The United States has said it would use force if Iran carried out its threat to block the strait and moved a new aircraft carrier strike group to the Arabian Sea this week.
Patrushev also said Russia received information that NATO members and some Persian Gulf countries are preparing military intervention in Syria.
Turkey, a NATO member, may play a key role, working with the United States on a possible no-fly zone to protect Syrian rebels, Patrushev said.
"We are receiving information that NATO members and some Persian Gulf states, working under the 'Libyan scenario,' intend to move from indirect intervention in Syria to direct military intervention," he said.

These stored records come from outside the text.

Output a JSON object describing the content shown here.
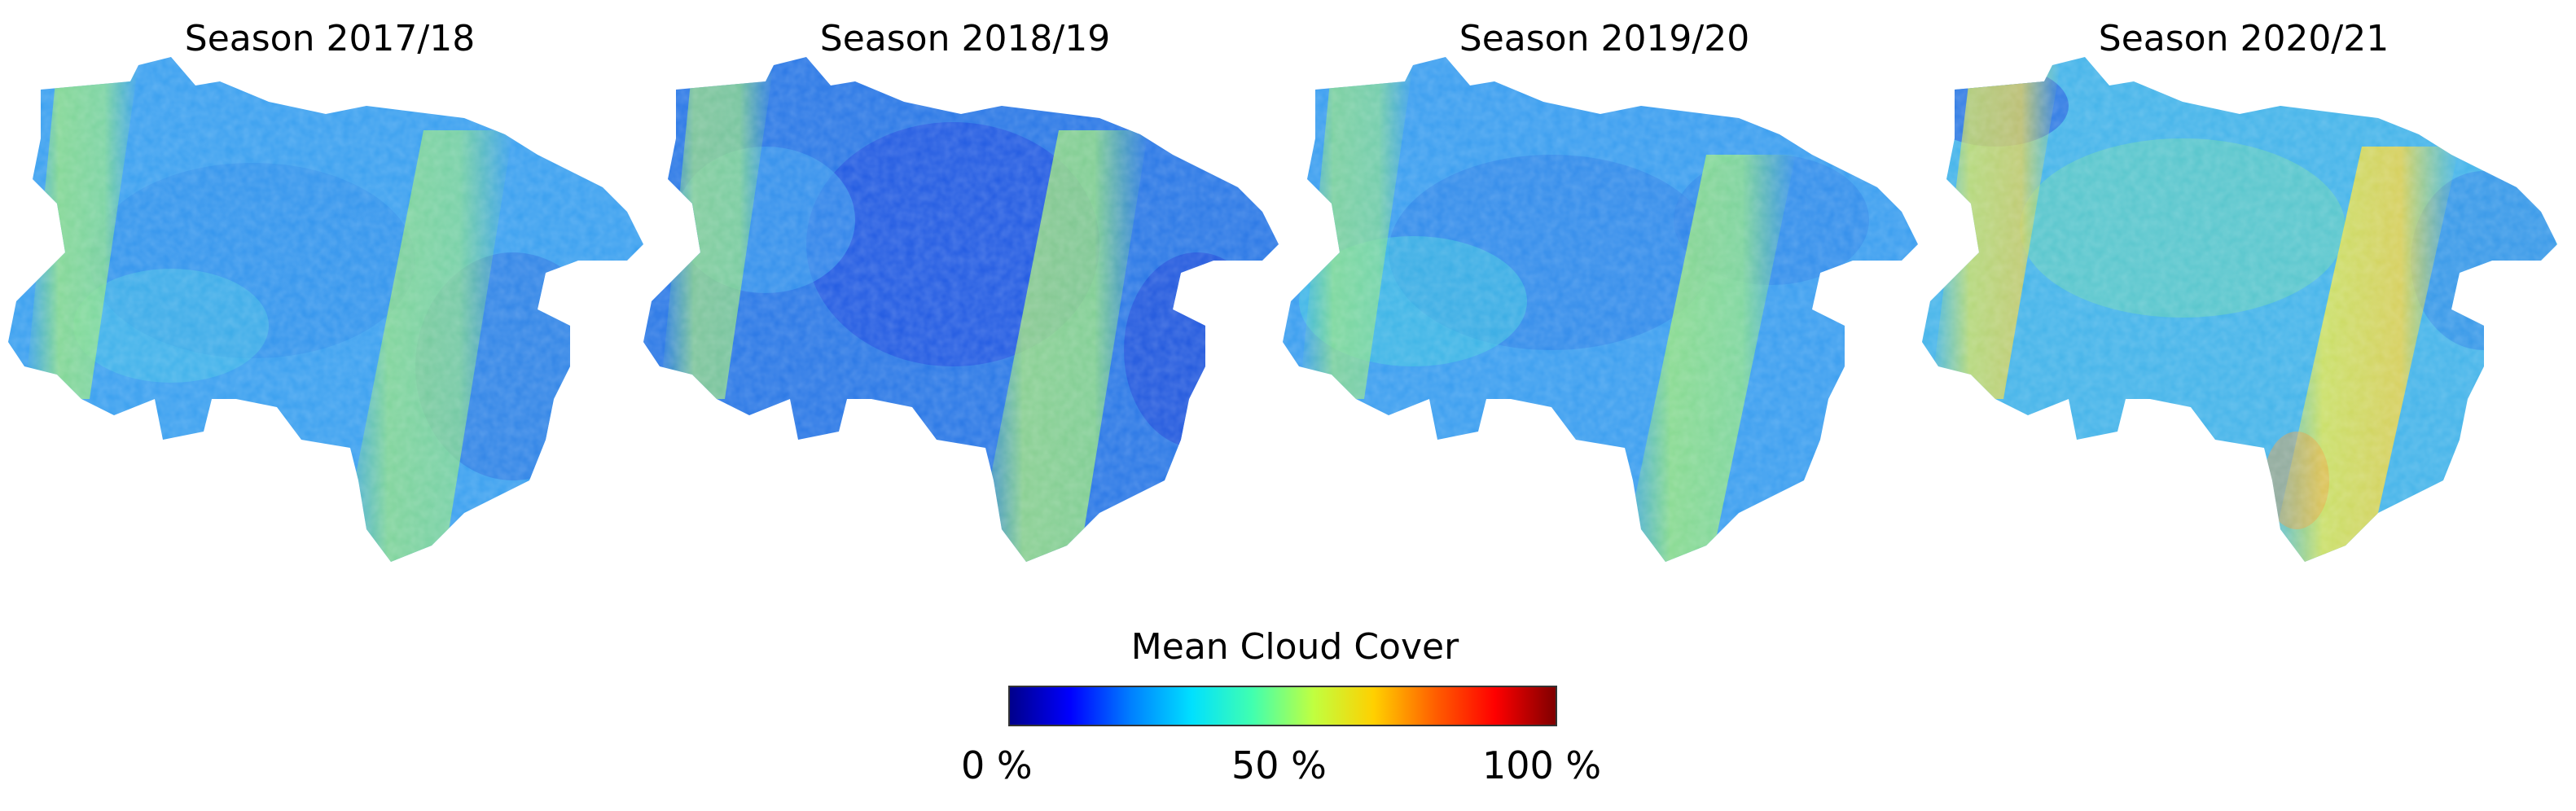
{
  "panels": [
    {
      "title": "Season 2017/18"
    },
    {
      "title": "Season 2018/19"
    },
    {
      "title": "Season 2019/20"
    },
    {
      "title": "Season 2020/21"
    }
  ],
  "legend": {
    "title": "Mean Cloud Cover",
    "ticks": [
      "0 %",
      "50 %",
      "100 %"
    ],
    "colormap": [
      "#00008b",
      "#0000ff",
      "#0080ff",
      "#00e0ff",
      "#40ffb0",
      "#c0ff40",
      "#ffd000",
      "#ff6000",
      "#ff0000",
      "#800000"
    ]
  },
  "map_colors": {
    "low": "#2050e0",
    "base": "#3a9ef0",
    "mid": "#33ccdd",
    "high": "#8ee88a",
    "very_high": "#e0d040"
  }
}
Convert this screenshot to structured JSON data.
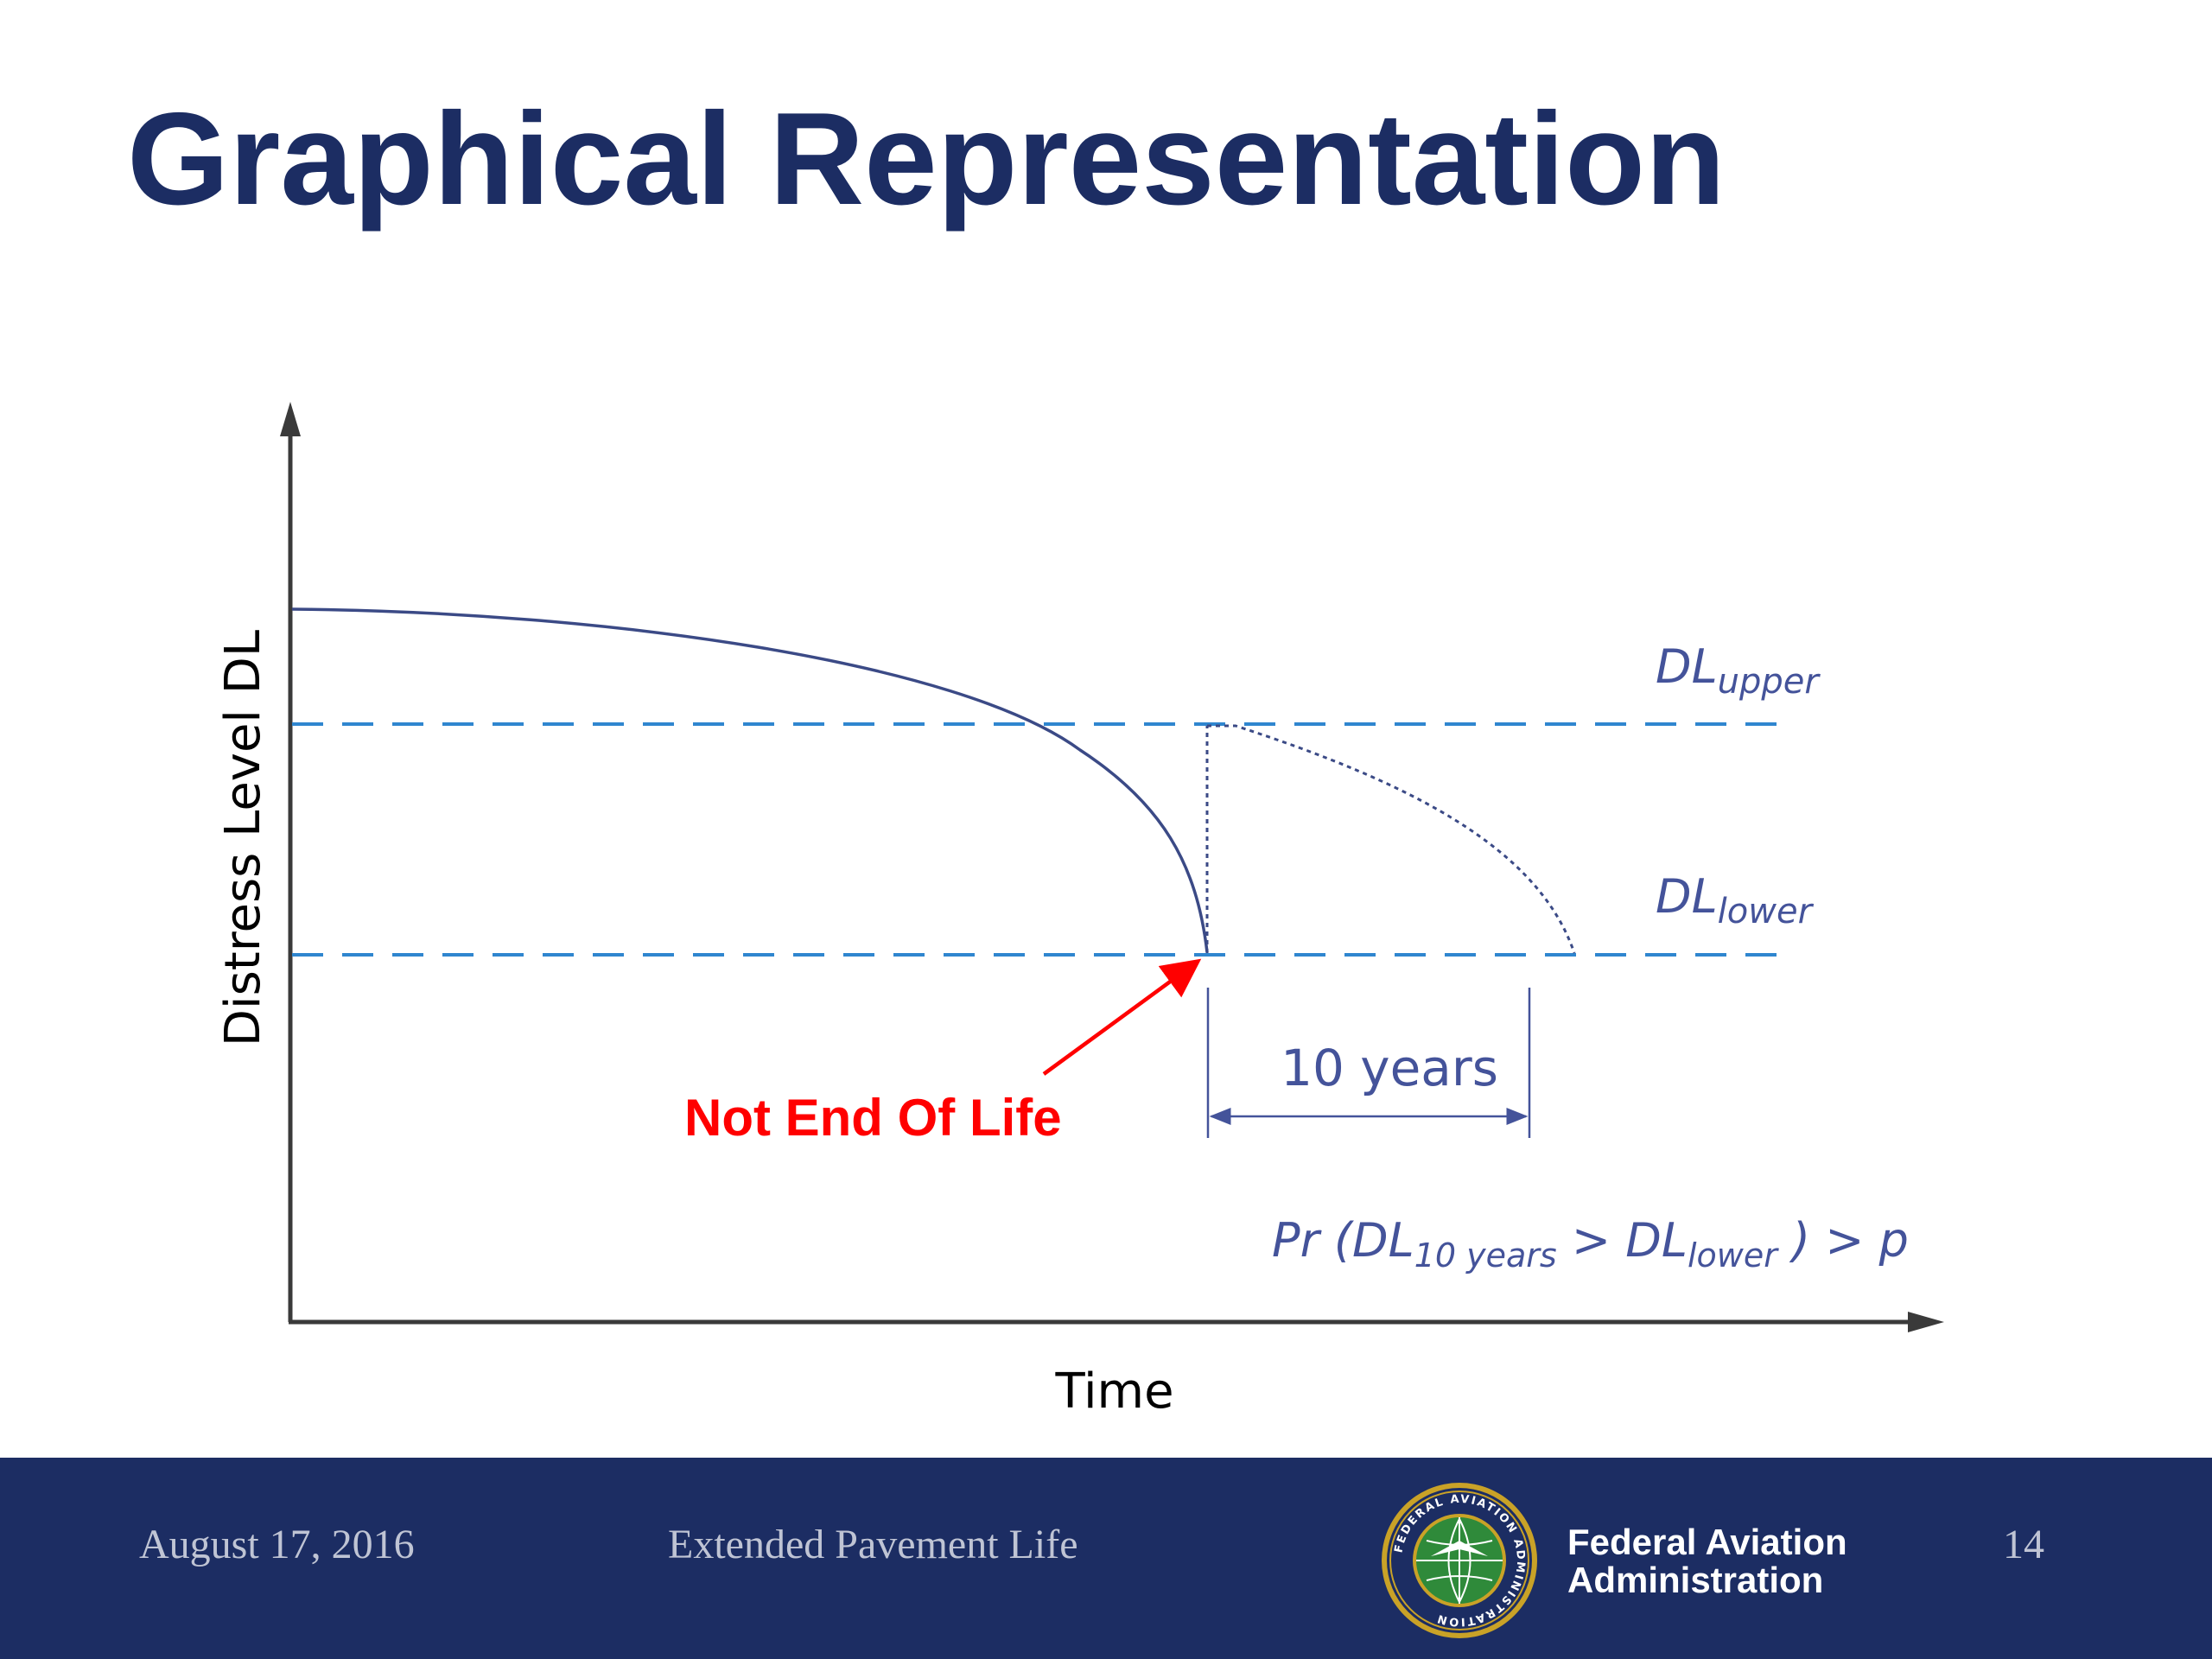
{
  "slide": {
    "title": "Graphical Representation"
  },
  "diagram": {
    "y_axis_label": "Distress Level DL",
    "x_axis_label": "Time",
    "upper_label_main": "DL",
    "upper_label_sub": "upper",
    "lower_label_main": "DL",
    "lower_label_sub": "lower",
    "callout_text": "Not End Of Life",
    "interval_label": "10 years",
    "formula": {
      "part1": "Pr (DL",
      "sub1": "10 years",
      "part2": " > DL",
      "sub2": "lower",
      "part3": " ) > p"
    },
    "colors": {
      "axis": "#3a3a3a",
      "curve": "#3b4a86",
      "threshold": "#2f86cf",
      "callout": "#ff0000",
      "label": "#44539a"
    }
  },
  "footer": {
    "date": "August 17, 2016",
    "center": "Extended Pavement Life",
    "org_line1": "Federal Aviation",
    "org_line2": "Administration",
    "page_number": "14",
    "seal_text": "FEDERAL AVIATION ADMINISTRATION"
  }
}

U.S. Secretary of State Hillary Clinton said yesterday that the Arab League monitoring mission in Syria should end after failing to deter the government's 10-month campaign of violence against dissidents.
Turkey's Foreign Ministry and NATO's press service in Brussels did not immediately respond to requests for comment.
Russia argues that United Nations-sanctioned bombing of Libya by NATO to protect civilians was used to bring about regime change and that Western governments are trying to repeat that scenario in Syria.
The West is putting pressure on Syria because the country refuses to break off its alliance with Iran and not for repressing the opposition, Patrushev said.
"This time, it won't be France, Britain and Italy that will provide the main strike forces, but perhaps neighboring Turkey, which was until recently on good terms with Syria and is a rival of Iran with immense ambitions," he said.
Syrian President Bashar Assad rejected calls for his resignation on Jan. 10, accusing "foreign conspiracies" of aiming to divide his country. Unrest in Syria since March 2011 has claimed more than 5,000 lives, according to the United Nations.
The Arab League imposed sanctions on Syria on Nov. 27. Russia and China have blocked efforts by the United States and the European Union for the UN Security Council to condemn the crackdown.
Russia, which has a naval base in Syria and sells weapons to the country, is more concerned that Islamist radicals may come to power, said Irina Zvyagelskaya, a Middle East analyst at the Academy of Sciences in Moscow.
While Russia would block any effort to seek UN approval for a no-fly zone in Syria thanks to its veto-wielding power as a permanent member of the Security Council, Western nations and their allies may form a coalition like they did for the U.S.-led invasion of Iraq in 2003, Zvyagelskaya said by telephone Thursday.
Russia may have obtained intelligence about Western military plans in Syria or may be sending a signal that it will actively oppose any such efforts, said Fyodor Lukyanov, an analyst at the Council on Foreign and Defense Policy in Moscow.
"After the Libyan experience, Russia will do everything to stop this scenario from happening," he said in a phone interview. "Syria is much more important than Libya from Russia's point of view."